In 1143 or 1144, Eberwin, Prior of the Premonstratensian Abbey of Steinfeld wrote the following to Saint Bernard of Clairvaux.
Of themselves they say: “We are the poor of Christ, who have no fixed abode and flee from city to city like sheep amidst wolves, are persecuted as were the apostles and the martyrs, despite the fact that we lead a most strict and holy life, persevering day and night in fasts and abstinence, in prayers, and in labour from which we seek only the necessities of life. We undergo this because we are not of this world. But you, lovers of the world, have peace with it because you are of the world. False apostles, who pollute the word of Christ, who seek after their own interest, have led you and your fathers astray from the true path. We and our fathers, of apostolic descent, have continued in the Grace of God and shall so remain to the end of time. To distinguish between us and you Christ said “By their fruits you shall know them”. Our fruits consist in following the footsteps of Christ.
With the blessing of French King Philip Augustus, the Northern Barons under leadership of Simon de Montfort and Cistercian Abbot Arnaud-Amaury, went on a genocidal rampage to stamp out the heresy, but even more importantly, to steal from, rob, murder, rape, and brutalise the Cathars and their land. Although the French King didn’t officially participate, he gained the most from the multiple massacres committed in the Name of God. The Medieval Inquisition followed soon after and dealt an almost fatal blow to the Cathars and the people of the Langeudoc.

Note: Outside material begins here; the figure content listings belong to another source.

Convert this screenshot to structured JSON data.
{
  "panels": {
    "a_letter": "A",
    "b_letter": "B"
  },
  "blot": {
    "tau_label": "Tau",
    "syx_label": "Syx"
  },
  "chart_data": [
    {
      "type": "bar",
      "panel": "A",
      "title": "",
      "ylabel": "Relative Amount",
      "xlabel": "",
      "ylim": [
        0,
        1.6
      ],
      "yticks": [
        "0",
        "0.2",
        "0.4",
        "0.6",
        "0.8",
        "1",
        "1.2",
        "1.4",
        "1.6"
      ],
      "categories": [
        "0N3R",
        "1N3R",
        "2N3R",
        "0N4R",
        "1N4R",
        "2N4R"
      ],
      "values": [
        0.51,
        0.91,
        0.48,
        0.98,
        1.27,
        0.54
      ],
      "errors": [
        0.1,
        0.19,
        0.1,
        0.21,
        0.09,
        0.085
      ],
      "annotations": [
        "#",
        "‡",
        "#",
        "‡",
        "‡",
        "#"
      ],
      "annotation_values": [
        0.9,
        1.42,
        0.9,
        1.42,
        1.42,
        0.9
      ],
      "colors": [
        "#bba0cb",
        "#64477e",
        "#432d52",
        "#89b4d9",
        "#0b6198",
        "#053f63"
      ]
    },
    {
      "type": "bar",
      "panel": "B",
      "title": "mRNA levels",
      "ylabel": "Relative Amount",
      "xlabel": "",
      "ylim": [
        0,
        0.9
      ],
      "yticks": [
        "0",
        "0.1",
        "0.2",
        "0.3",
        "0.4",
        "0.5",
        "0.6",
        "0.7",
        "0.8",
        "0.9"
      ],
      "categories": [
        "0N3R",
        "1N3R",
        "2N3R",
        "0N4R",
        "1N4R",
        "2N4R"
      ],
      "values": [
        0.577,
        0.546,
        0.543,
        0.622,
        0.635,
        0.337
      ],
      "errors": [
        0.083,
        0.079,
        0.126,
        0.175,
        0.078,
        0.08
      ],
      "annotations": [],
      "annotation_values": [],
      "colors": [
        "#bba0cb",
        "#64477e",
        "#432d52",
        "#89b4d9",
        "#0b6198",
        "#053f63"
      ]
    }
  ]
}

The Massacre at Beziers on July 22, 1209, the Feast Day of Mary Magdalene was the first mass murder of both Cathars and Catholics by the Crusaders. They spared no one. Women, men, children, the elderly. 7000 people are said to have taken refuge in the church of Saint Mary Magdalene. They were forced out, blinded, tortured, dragged through the streets, and slaughtered on mass. Some were even used as target practice. Worst of all, the Crusaders bragged about their deeds to the Pope.
The siege of Minerve in 1210, a different town in the area ended on July 22, the Feast Day Mary Magdalene. The townsfolk were given a choice, repent or burn. 3 repented, and 140 chose to be burnt at the stake. Some even willingly ran towards the fire and hurled themselves on the pyre. The Crusade continued for 20 years, and to this day descendants of the Cathars remember the unholy justice meted out their ancestors. It remains a very dark stain on both the institutions of the Catholic Church and French Monarchy.
“The North and the South of what is now France were, in the twelfth century, two different countries, as different as France and Spain are today. The people of each country disliked and distrusted those of the other. The northerners thought the southerners were undisciplined, spoiled by luxury, a little soft, too much interested in social graces, too much influenced by contemptible people such as businessmen, lawyers, and Jews. The southerners thought the northerners were crude, arrogant, discourteous, uncultured, and aggressive. The climate was such that if war were to break out between the two countries it was sure to be long and bitter”. Historian Joseph Strayer.